[BC] unreliable old equipment query

Bill Brister bbrister at sbcglobal.net
Wed Dec 28 12:26:35 CST 2011


I always felt the reason that inter-city never worked right was he tried to
design it with too few tower links. He stretched it to far trying to save
money. Only two relays in 90 miles. The Morton tower was several hundred
feet high. The Newton tower was much shorter causing a lot of Fresnel
problems. That link was doomed from the design conception.

The tariff on the original AT&T link from Jackson was $16,000 per month.
That was in 1968. He obviously couldn't handle that for very long so he
threw his money away on a flawed inter-city. His intentions were good he
just didn't know how to fix it.

Bill

-----Original Message-----

 From: H.A. Stanton

Well,
 That certainly brings back the memories.
 First the funnies: WHTV began with temporary service from AT-T just across
the road using a portable RCA 6Ghz microwave link, but toll costs from
Jackson, nearest tariff point some 90 miles distant. Very expensive.
 Built our own inter-city microwave with then new MA-COM MA-2A gear.
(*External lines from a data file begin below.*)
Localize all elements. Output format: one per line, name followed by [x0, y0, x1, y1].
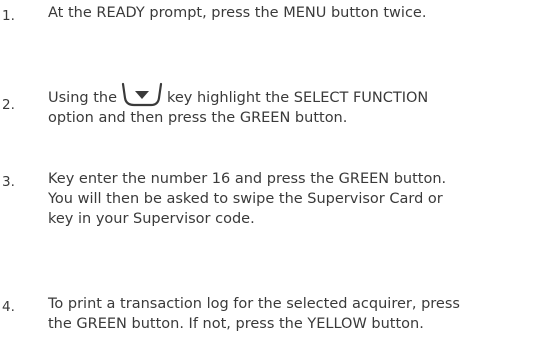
step-text: Using the key highlight the SELECT FUNCTI…	[48, 82, 548, 128]
step-text: Key enter the number 16 and press the GR…	[48, 169, 548, 229]
step-line: the GREEN button. If not, press the YELL…	[48, 316, 424, 332]
step-number: 3.	[2, 174, 15, 190]
step-text: To print a transaction log for the selec…	[48, 294, 548, 334]
step-line: Key enter the number 16 and press the GR…	[48, 171, 447, 187]
step-line: option and then press the GREEN button.	[48, 110, 348, 126]
step-line: To print a transaction log for the selec…	[48, 296, 460, 312]
step-number: 4.	[2, 299, 15, 315]
step-line: key in your Supervisor code.	[48, 211, 255, 227]
step-line: At the READY prompt, press the MENU butt…	[48, 5, 427, 21]
step-number: 1.	[2, 8, 15, 24]
step-text: At the READY prompt, press the MENU butt…	[48, 3, 548, 23]
step-line-end: key highlight the SELECT FUNCTION	[167, 90, 429, 106]
step-line: Using the key highlight the SELECT FUNCTI…	[48, 82, 548, 108]
step-line: You will then be asked to swipe the Supe…	[48, 191, 443, 207]
down-arrow-key-icon	[121, 82, 163, 108]
step-line-start: Using the	[48, 90, 117, 106]
step-number: 2.	[2, 97, 15, 113]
First
Monday morning on the new link, following shutdown of the AT-T link on the
Sunday nite, we suffered a 2+ hour fade! That never worked out well either!
We signed on and filed bankruptcy the same day. My lifelong joke was with
every UHF CP there should have blank bankruptcy papers sent along in the
envelope.
 So that if you didn't have the money for the postage later, it would
already be on hand.  Many times the AT-T / GTE coax and Microwave links
would fade, but the audio was delivered via twisted pairs mostly, so loss of
video was not necessarily paired with loss of audio. People would listen,
then catch back up with the return of the pictures. More in the next one.